Da es in den letzten Tagen keine größeren neuen Schocks gab, richtet sich die Aufmerksamkeit weiterhin auf das Spätsommerwetter in wichtigen europäischen Rübenanbaugebieten. Ausreichende Bodenfeuchte und moderate Temperaturen in den kommenden Wochen würden die Erwartung einer normalen Zuckerrübenkampagne 2026/27 untermauern und die graduelle Abschwächung der lang laufenden Futures rechtfertigen. Umgekehrt könnten jede erneute Dürre oder ein frühes Frostrisiko im Herbst die Bilanz verknappen und einen erneuten Test der jüngsten Hochs bei den nahen Kontrakten unterstützen.
Handelsausblick
- Produzenten / Rübenanbauer: Die aktuellen ICE-White-Sugar-Niveaus für Okt–Dez 2026 (umgerechnet etwa 500 EUR/t) nutzen, um Vorwärtsverkäufe für einen Teil der erwarteten Produktion zu erweitern, insbesondere dort, wo die Hofabnehmerpreise für Rüben an Weißzucker-Benchmarks gekoppelt sind.
- Industrielle Käufer: Angesichts stabiler FCA-Preise um 0,50–0,55 EUR/kg in Polen sollte eine schrittweise Eindeckung für Q4 2026–Q1 2027 erwogen werden, anstatt auf eine deutlichere Korrektur zu warten, wobei eine gewisse Flexibilität erhalten bleiben sollte, um zu profitieren, falls die Zuckerrübenkampagne 2026/27 die Erwartungen übertrifft.

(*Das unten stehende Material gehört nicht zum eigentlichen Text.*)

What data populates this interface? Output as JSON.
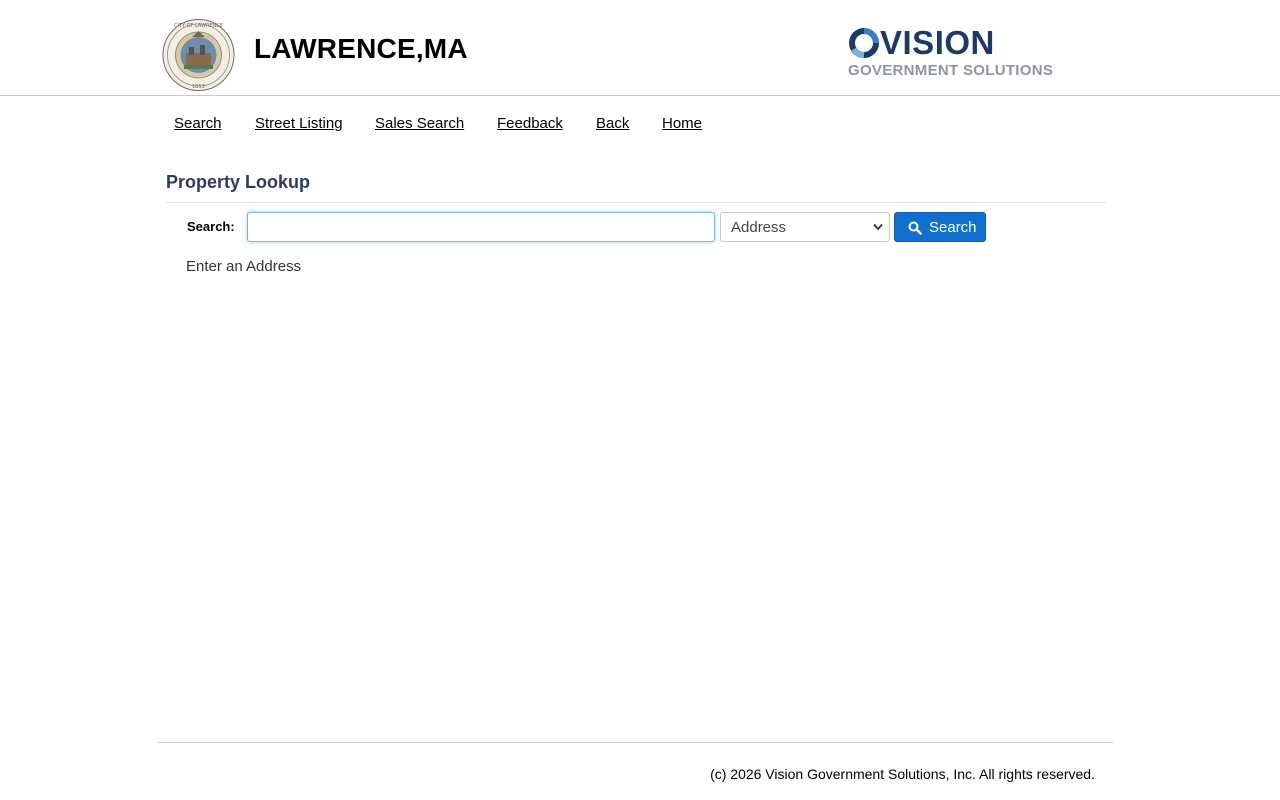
{
  "header": {
    "town_name": "LAWRENCE,MA",
    "seal_icon": "city-seal-icon",
    "vendor_logo": {
      "word": "VISION",
      "subtitle": "GOVERNMENT SOLUTIONS",
      "mark_icon": "vision-ring-icon",
      "colors": {
        "word": "#1d3a66",
        "subtitle": "#8f969c"
      }
    }
  },
  "nav": {
    "items": [
      {
        "label": "Search"
      },
      {
        "label": "Street Listing"
      },
      {
        "label": "Sales Search"
      },
      {
        "label": "Feedback"
      },
      {
        "label": "Back"
      },
      {
        "label": "Home"
      }
    ]
  },
  "lookup": {
    "title": "Property Lookup",
    "search_label": "Search:",
    "search_value": "",
    "search_placeholder": "",
    "type_selected": "Address",
    "type_options": [
      "Address"
    ],
    "button_label": "Search",
    "button_icon": "magnifier-icon",
    "hint": "Enter an Address"
  },
  "footer": {
    "copyright": "(c) 2026 Vision Government Solutions, Inc. All rights reserved."
  },
  "colors": {
    "accent": "#1170cf",
    "title": "#2e3a63",
    "input_focus": "#7fb3e0"
  }
}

- Händler: Die leichte Backwardation von 2026 in Richtung 2028–29 begünstigt Kalender-Spread-Strategien, mit einer Tendenz, Rücksetzer in nahen Kontrakten gegen weiter entfernte Fälligkeiten zu kaufen, solange die physischen Prämien in Europa fest bleiben.
Kurzfristige Preisindikation (nächste 3 Tage)
- ICE White Sugar Okt 2026: Seitwärts bis leicht schwächer in einer Spanne von 540–560 USD/t (≈495–515 EUR/t), vorbehaltlich wetterbedingter Überraschungen.
- ICE White Sugar Dez 2026: Wird voraussichtlich dem Frontmonat mit einem kleinen Abschlag folgen und sich bei 530–550 USD/t (≈485–505 EUR/t) halten.
- Mitteleuropäischer FCA-Zucker: Lokale Kristallzuckerpreise in Polen und Litauen dürften in den nächsten Tagen insgesamt stabil um 0,48–0,55 EUR/kg bleiben, bei begrenzter Spotliquidität.